In the embodiment described above, the invention is applied to the vane pump 1 that is formed by clamping the cam ring 5 between the front housing 3 and the rear housing 4 each of which has a substantially flat plate shape. However, the invention may be applied to other vane pumps. For example, the invention may be applied to a vane pump in which a housing recess that opens to a rear housing is formed in a front housing, a cam ring is housed in the housing recess, and the opening of the housing recess is blocked by the rear housing.

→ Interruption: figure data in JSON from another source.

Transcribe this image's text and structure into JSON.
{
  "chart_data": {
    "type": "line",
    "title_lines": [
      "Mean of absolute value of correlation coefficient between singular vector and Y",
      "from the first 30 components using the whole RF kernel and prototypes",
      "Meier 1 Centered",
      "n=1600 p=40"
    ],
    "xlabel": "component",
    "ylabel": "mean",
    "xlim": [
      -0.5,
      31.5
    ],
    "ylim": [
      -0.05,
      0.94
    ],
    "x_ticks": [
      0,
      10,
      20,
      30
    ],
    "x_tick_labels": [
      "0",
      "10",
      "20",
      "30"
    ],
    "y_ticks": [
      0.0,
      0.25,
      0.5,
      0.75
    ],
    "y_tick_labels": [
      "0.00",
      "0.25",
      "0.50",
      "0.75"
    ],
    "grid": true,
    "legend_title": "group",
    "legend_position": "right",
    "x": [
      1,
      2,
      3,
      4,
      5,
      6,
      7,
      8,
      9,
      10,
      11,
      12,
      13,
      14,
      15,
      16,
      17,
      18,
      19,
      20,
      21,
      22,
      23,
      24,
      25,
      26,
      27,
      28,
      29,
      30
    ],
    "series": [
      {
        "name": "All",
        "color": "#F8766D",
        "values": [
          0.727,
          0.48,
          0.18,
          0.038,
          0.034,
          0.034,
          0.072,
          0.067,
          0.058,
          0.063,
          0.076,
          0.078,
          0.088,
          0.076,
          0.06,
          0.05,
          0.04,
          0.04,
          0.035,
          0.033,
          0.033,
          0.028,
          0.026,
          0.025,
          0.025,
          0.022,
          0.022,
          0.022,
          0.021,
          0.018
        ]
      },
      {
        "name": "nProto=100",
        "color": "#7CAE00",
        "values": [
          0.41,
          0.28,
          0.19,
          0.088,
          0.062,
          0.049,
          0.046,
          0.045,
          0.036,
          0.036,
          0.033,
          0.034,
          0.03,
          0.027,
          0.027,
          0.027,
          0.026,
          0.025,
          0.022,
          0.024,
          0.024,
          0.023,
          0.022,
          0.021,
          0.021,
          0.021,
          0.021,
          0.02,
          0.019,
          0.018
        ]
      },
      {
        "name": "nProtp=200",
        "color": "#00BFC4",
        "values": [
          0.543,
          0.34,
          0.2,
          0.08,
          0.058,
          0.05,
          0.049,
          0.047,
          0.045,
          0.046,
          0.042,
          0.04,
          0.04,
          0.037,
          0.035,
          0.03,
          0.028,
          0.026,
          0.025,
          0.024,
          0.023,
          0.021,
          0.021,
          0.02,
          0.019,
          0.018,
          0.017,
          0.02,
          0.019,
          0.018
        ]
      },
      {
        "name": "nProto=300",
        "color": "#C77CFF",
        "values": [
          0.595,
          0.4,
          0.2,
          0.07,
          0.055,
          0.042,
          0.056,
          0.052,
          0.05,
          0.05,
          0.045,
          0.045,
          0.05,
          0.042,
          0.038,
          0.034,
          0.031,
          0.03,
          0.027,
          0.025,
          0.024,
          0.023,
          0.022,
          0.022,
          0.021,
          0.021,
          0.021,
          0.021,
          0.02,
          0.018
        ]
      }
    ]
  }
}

In the embodiment described above, the invention is applied to the vane pump 1 that supplies pressurized oil to the transmission. However, the invention may be applied to a vane pump that supplies pressurized oil to another device, for example, a power steering system.

Claims

1. A vane pump, comprising:

a housing;

a cam ring that is provided in the housing;

a rotor that is rotatably provided on an inner side of the cam ring, and that has an outer peripheral face in which multiple vane housing portions that extend in a radial direction are formed; and

multiple vanes that are slidably provided in the vane housing portions,

wherein, in the vane pump, a portion of hydraulic fluid discharged by an operation of the vanes caused by rotation of the rotor is introduced into vane back-pressure chambers formed at inner end portions of the vane housing portions, whereby the vanes are pushed against an inner periphery of the cam ring,

wherein the housing has a discharge port to which the hydraulic fluid is discharged by the operation of the vanes caused by the rotation of the rotor, and a communication hole that provides communication between a portion of an inner face of the housing, which forms the vane back-pressure chambers together with the inner end portions, and an outer face of the housing, and

wherein a back-pressure introduction passage that provides communication between the discharge port and the communication hole is formed with use of the outer face of the housing.

2. The vane pump according to claim 1, wherein:

the housing is fitted at the outer face to a fitting face of a hydraulic pressure supply destination component; and

the back-pressure introduction passage is formed between the outer face of the housing and the fitting face of the hydraulic pressure supply destination component that contacts the outer face of the housing.

3. The vane pump according to claim 2, wherein the back-pressure introduction passage is formed with use of a housing-side recess that is formed in the outer face of the housing.

4. The vane pump according to claim 2, wherein the back-pressure introduction passage is formed with use of a hydraulic pressure supply destination component-side recess that is formed in the fitting face of the hydraulic pressure supply destination component.

5. The vane pump according to claim 3, wherein the back-pressure introduction passage is formed with use of a hydraulic pressure supply destination component-side recess that is formed in the fitting face of the hydraulic pressure supply destination component.